Monday, October 29, 2012
Tonight was the night for sign ups and I met my husband and our daughters at their elementary school. We filled out all the necessary paperwork while the girls worked on crafts with the troop leader. My husband and I watched as the girls gathered around to learn the Girl Scout Promise. The girls held up three fingers, getting ready to recite the promise, and my thoughts went back to when I was young and I learned the same thing they were about to learn. Then it hit me. I turned to my husband, but it was too late. I told him that the Promise mentions a god, and as I was saying that, the leader had the girls repeat that line, 'to serve god and my country'.
Now, my girls recite the pledge of allegiance every morning at school. I have told them that if they ever don't want to say the pledge, they don't have to. (My issue with the pledge isn't only with the mention of a deity.) They know they are allowed to decide, change their minds, consider and debate their own beliefs. They don't have to believe what mommy or what daddy does.
My sweet youngest daughter is fairly outspoken and I have tried time and time again to make sure she never pushes her lack of belief in a god, Santa, the Easter Bunny or monsters on anyone, especially her peers. She was already told by a well meaning friend that if she doesn't believe in Jesus, he will eat her. (To which I am sure she argued the point that not only is Jesus dead, but there are no such thing as zombies.)

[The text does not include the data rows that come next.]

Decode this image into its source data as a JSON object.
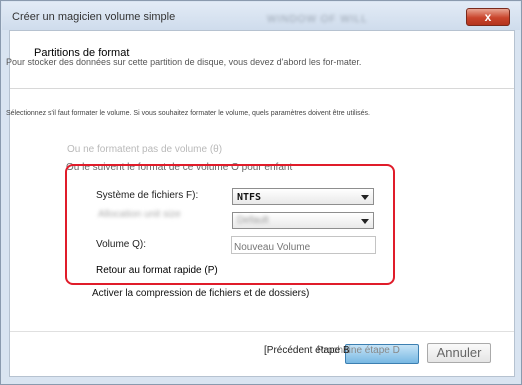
{
  "window": {
    "title": "Créer un magicien volume simple",
    "blurred_header": "WINDOW OF WILL",
    "close_label": "x"
  },
  "header": {
    "title": "Partitions de format",
    "description": "Pour stocker des données sur cette partition de disque, vous devez d'abord les for-mater."
  },
  "instruction": "Sélectionnez s'il faut formater le volume. Si vous souhaitez formater le volume, quels paramètres doivent être utilisés.",
  "options": {
    "dont_format": "Ou ne formatent pas de volume (θ)",
    "format_following": "Ou le suivent le format de ce volume O pour enfant"
  },
  "form": {
    "filesystem_label": "Système de fichiers F):",
    "filesystem_value": "NTFS",
    "allocation_label": "Allocation unit size",
    "allocation_value": "Default",
    "volume_label": "Volume Q):",
    "volume_placeholder": "Nouveau Volume",
    "quick_format": "Retour au format rapide (P)",
    "compression": "Activer la compression de fichiers et de dossiers)"
  },
  "footer": {
    "back_label": "[Précédent étape B",
    "next_label": "Prochaine étape D",
    "cancel_label": "Annuler"
  }
}
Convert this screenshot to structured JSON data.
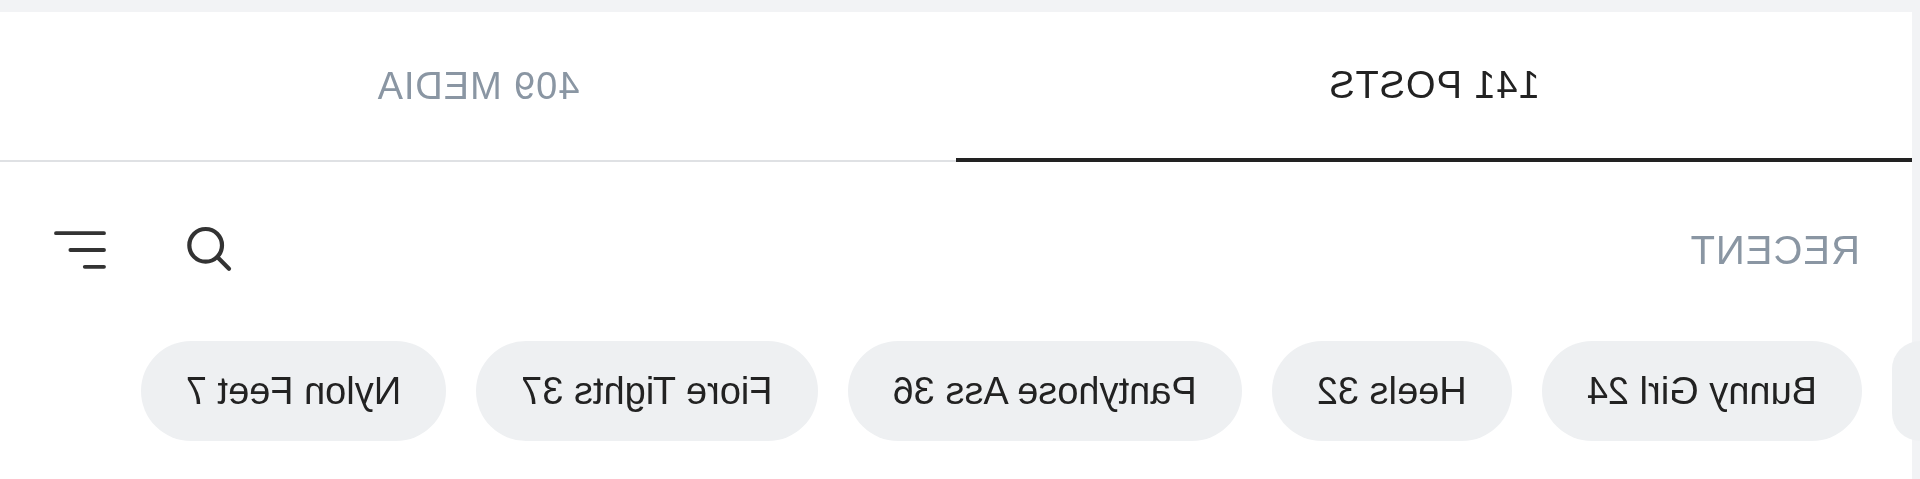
{
  "tabs": [
    {
      "label": "409 MEDIA",
      "selected": false
    },
    {
      "label": "141 POSTS",
      "selected": true
    }
  ],
  "sort_label": "RECENT",
  "chips": [
    {
      "label": "Nylon Feet 7"
    },
    {
      "label": "Fiore Tights 37"
    },
    {
      "label": "Pantyhose Ass 36"
    },
    {
      "label": "Heels 32"
    },
    {
      "label": "Bunny Girl 24"
    }
  ]
}
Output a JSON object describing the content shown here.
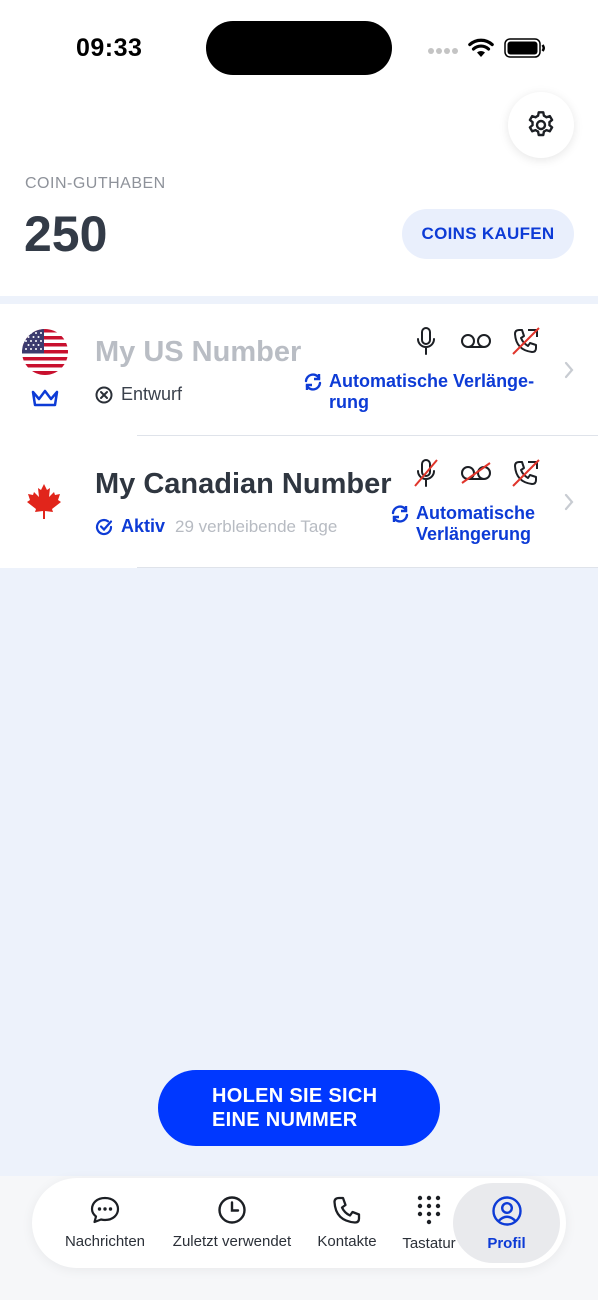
{
  "status_bar": {
    "time": "09:33"
  },
  "header": {
    "balance_label": "COIN-GUTHABEN",
    "balance_value": "250",
    "buy_button": "COINS KAUFEN"
  },
  "numbers": [
    {
      "name": "My US Number",
      "status": "Entwurf",
      "renewal_line1": "Automatische Verlänge-",
      "renewal_line2": "rung",
      "features": {
        "mic": "on",
        "voicemail": "on",
        "call_forward": "off"
      }
    },
    {
      "name": "My Canadian Number",
      "status": "Aktiv",
      "days_left": "29 verbleibende Tage",
      "renewal_line1": "Automatische",
      "renewal_line2": "Verlängerung",
      "features": {
        "mic": "off",
        "voicemail": "off",
        "call_forward": "off"
      }
    }
  ],
  "cta": {
    "line1": "HOLEN SIE SICH",
    "line2": "EINE NUMMER"
  },
  "tabs": [
    {
      "label": "Nachrichten",
      "icon": "chat-bubble-icon"
    },
    {
      "label": "Zuletzt verwendet",
      "icon": "clock-icon"
    },
    {
      "label": "Kontakte",
      "icon": "phone-icon"
    },
    {
      "label": "Tastatur",
      "icon": "keypad-icon"
    },
    {
      "label": "Profil",
      "icon": "profile-icon",
      "active": true
    }
  ],
  "colors": {
    "accent": "#0d3bd6",
    "cta": "#0038ff",
    "background": "#edf2fb",
    "disabled_red": "#e0352b"
  }
}
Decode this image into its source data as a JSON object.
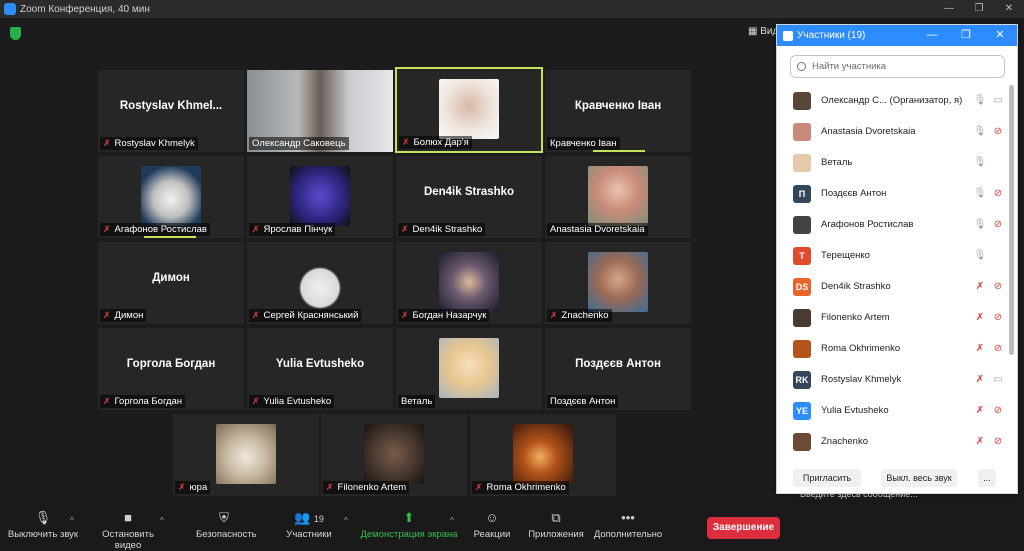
{
  "window": {
    "title": "Zoom Конференция, 40 мин",
    "minimize": "—",
    "restore": "❐",
    "close": "✕"
  },
  "view_button": "Вид",
  "tiles": [
    {
      "big": "Rostyslav  Khmel...",
      "label": "Rostyslav Khmelyk"
    },
    {
      "big": "",
      "label": "Олександр Саковець"
    },
    {
      "big": "",
      "label": "Болюх Дар'я"
    },
    {
      "big": "Кравченко Іван",
      "label": "Кравченко Іван"
    },
    {
      "big": "",
      "label": "Агафонов Ростислав"
    },
    {
      "big": "",
      "label": "Ярослав Пінчук"
    },
    {
      "big": "Den4ik Strashko",
      "label": "Den4ik Strashko"
    },
    {
      "big": "",
      "label": "Anastasia Dvoretskaia"
    },
    {
      "big": "Димон",
      "label": "Димон"
    },
    {
      "big": "",
      "label": "Сергей Краснянський"
    },
    {
      "big": "",
      "label": "Богдан Назарчук"
    },
    {
      "big": "",
      "label": "Znachenko"
    },
    {
      "big": "Горгола Богдан",
      "label": "Горгола Богдан"
    },
    {
      "big": "Yulia Evtusheko",
      "label": "Yulia Evtusheko"
    },
    {
      "big": "",
      "label": "Веталь"
    },
    {
      "big": "Поздєєв Антон",
      "label": "Поздєєв Антон"
    },
    {
      "big": "",
      "label": "юра"
    },
    {
      "big": "",
      "label": "Filonenko Artem"
    },
    {
      "big": "",
      "label": "Roma Okhrimenko"
    }
  ],
  "toolbar": {
    "mute": "Выключить звук",
    "video": "Остановить видео",
    "security": "Безопасность",
    "participants": "Участники",
    "participants_count": "19",
    "share": "Демонстрация экрана",
    "reactions": "Реакции",
    "apps": "Приложения",
    "more": "Дополнительно",
    "end": "Завершение"
  },
  "panel": {
    "title": "Участники (19)",
    "search_placeholder": "Найти участника",
    "invite": "Пригласить",
    "mute_all": "Выкл. весь звук",
    "more": "...",
    "participants": [
      {
        "name": "Олександр С... (Организатор, я)",
        "initials": "",
        "color": "#5a4636"
      },
      {
        "name": "Anastasia Dvoretskaia",
        "initials": "",
        "color": "#c98a7a"
      },
      {
        "name": "Веталь",
        "initials": "",
        "color": "#e6c9a8"
      },
      {
        "name": "Поздєєв Антон",
        "initials": "П",
        "color": "#33475b"
      },
      {
        "name": "Агафонов Ростислав",
        "initials": "",
        "color": "#444"
      },
      {
        "name": "Терещенко",
        "initials": "Т",
        "color": "#e04b2f"
      },
      {
        "name": "Den4ik Strashko",
        "initials": "DS",
        "color": "#e8642a"
      },
      {
        "name": "Filonenko Artem",
        "initials": "",
        "color": "#4a3a30"
      },
      {
        "name": "Roma Okhrimenko",
        "initials": "",
        "color": "#b4531a"
      },
      {
        "name": "Rostyslav Khmelyk",
        "initials": "RK",
        "color": "#33475b"
      },
      {
        "name": "Yulia Evtusheko",
        "initials": "YE",
        "color": "#2d8cff"
      },
      {
        "name": "Znachenko",
        "initials": "",
        "color": "#6b4a38"
      }
    ]
  },
  "chat_hint": "Введите здесь сообщение..."
}
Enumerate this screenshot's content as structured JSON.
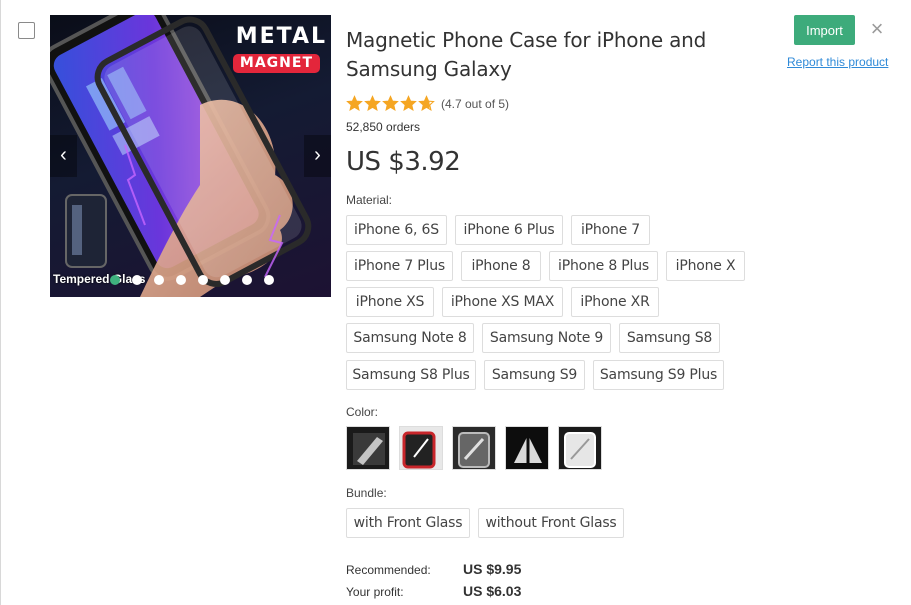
{
  "product": {
    "title": "Magnetic Phone Case for iPhone and Samsung Galaxy",
    "rating_text": "(4.7 out of 5)",
    "rating_value": 4.7,
    "orders": "52,850 orders",
    "price": "US $3.92"
  },
  "gallery": {
    "brand_top": "METAL",
    "brand_badge": "MAGNET",
    "caption": "Tempered Glass",
    "prev_icon": "chevron-left-icon",
    "next_icon": "chevron-right-icon",
    "slide_count": 8,
    "active_slide": 1
  },
  "material": {
    "label": "Material:",
    "options": [
      "iPhone 6, 6S",
      "iPhone 6 Plus",
      "iPhone 7",
      "iPhone 7 Plus",
      "iPhone 8",
      "iPhone 8 Plus",
      "iPhone X",
      "iPhone XS",
      "iPhone XS MAX",
      "iPhone XR",
      "Samsung Note 8",
      "Samsung Note 9",
      "Samsung S8",
      "Samsung S8 Plus",
      "Samsung S9",
      "Samsung S9 Plus"
    ]
  },
  "color": {
    "label": "Color:",
    "swatch_icons": [
      "phone-case-black-icon",
      "phone-case-red-icon",
      "phone-case-silver-icon",
      "phone-case-black-white-icon",
      "phone-case-white-icon"
    ],
    "accents": [
      "#222222",
      "#c8262b",
      "#9a9a9a",
      "#111111",
      "#e6e6e6"
    ]
  },
  "bundle": {
    "label": "Bundle:",
    "options": [
      "with Front Glass",
      "without Front Glass"
    ]
  },
  "actions": {
    "import_label": "Import",
    "close_icon": "close-icon",
    "report_label": "Report this product"
  },
  "summary": {
    "recommended_label": "Recommended:",
    "recommended_value": "US $9.95",
    "profit_label": "Your profit:",
    "profit_value": "US $6.03"
  },
  "colors": {
    "accent": "#3dab7b",
    "link": "#2f8ad8",
    "star": "#f5a623"
  }
}
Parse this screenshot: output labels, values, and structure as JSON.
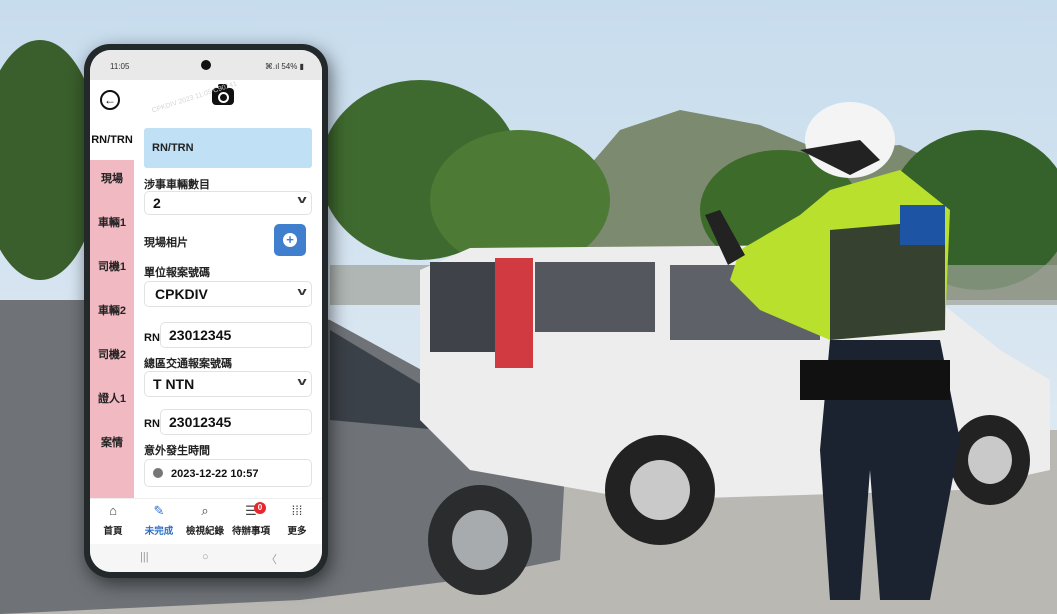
{
  "status_bar": {
    "time": "11:05",
    "system": "⌘.ıl 54% ▮"
  },
  "watermark": "CPKDIV 2023 11:05 C90141",
  "nav": {
    "active": "RN/TRN",
    "items": [
      "現場",
      "車輛1",
      "司機1",
      "車輛2",
      "司機2",
      "證人1",
      "案情"
    ]
  },
  "form": {
    "section_title": "RN/TRN",
    "vehicles_label": "涉事車輛數目",
    "vehicles_value": "2",
    "photos_label": "現場相片",
    "unit_label": "單位報案號碼",
    "unit_value": "CPKDIV",
    "rn_prefix": "RN",
    "rn_value": "23012345",
    "district_label": "總區交通報案號碼",
    "district_value": "T NTN",
    "rn2_prefix": "RN",
    "rn2_value": "23012345",
    "time_label": "意外發生時間",
    "time_value": "2023-12-22 10:57"
  },
  "bottom_nav": {
    "items": [
      {
        "label": "首頁",
        "icon": "home-icon"
      },
      {
        "label": "未完成",
        "icon": "edit-icon"
      },
      {
        "label": "檢視紀錄",
        "icon": "search-record-icon"
      },
      {
        "label": "待辦事項",
        "icon": "todo-icon",
        "badge": "0"
      },
      {
        "label": "更多",
        "icon": "grid-icon"
      }
    ]
  },
  "system_nav": {
    "recent": "|||",
    "home": "○",
    "back": "〈"
  },
  "colors": {
    "nav_pink": "#f1b9c2",
    "header_blue": "#bfe0f5",
    "accent": "#3f7fce",
    "badge_red": "#e8262b"
  }
}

But my youngest repeated the promise as her leader taught her, as did my eldest. A selfish sigh of relief came out of me; explaining our Atheism in the middle of the Midwest to a bunch of children and mothers wasn't high on my list of wants tonight. Then there was that pause in little M's eyes, that little hesitation and I knew in my heart that she was about to out us. I looked over at my husband and he began to blush. I knew that feeling as I could feel my cheeks getting red. Great, I thought, just great.
Little M looked at the troop leader and asked, "Why did you say god?" I took a deep big girl breath and prepared for the leader to turn towards me, and politely ask us to leave. I know that is not the Girl Scout way, but I do live in the place that is known for it's holier-than-thou religious folks. Then something amazing happened, the leader looked at little M and said that some people believe in god, but if they don't want to say god, they can say something else, or they can skip that part.
The heaviness in my heart lifted. I wasn't going to have to explain to crying little girls why they were kicked out of their troop on the first day. Then little M pushed on, she said, "I don't believe in god or Santa." My throat tightened, I didn't want my children to feel the sting of rejection from an adult, or for the other little Daisies to attack. The leader calmly explained to little M that it's okay for her not to believe in god, that some people are Christian or Jewish and that those people do. Oh thank FSM, the conversation didn't explode into a thousand tiny accusations and prejudices.
But anyone who knows my little M, knows she wasn't done yet. Her troop leader had mentioned Judaism and Little M took that opportunity to tell her leader about Hanukkah, and how she loves to light the candles. Her troop leader then asked Little M if she was Jewish. Little M said no, but that Hanukkah was her favorite holiday. The troop leader impressed me again, and said, "It's so great that you celebrate a holiday that is not from your beliefs, that is how we all can learn about each other."
My little M looked over at me with a big smile on her face. She was accepted for who she was, with no negativity or scorn. Little M and her shy, older sister were taught something that I couldn't teach them as their mother, that it's okay to not believe, it's okay to be yourself and it's okay to learn about other people, as we all learn from each other.
I know not every encounter where little M speaks up about her beliefs will go as wonderfully as tonight, maybe that is why I am so grateful, but I know that every time my child is accepted for who she is by people who are different from her, it's an amazing thing.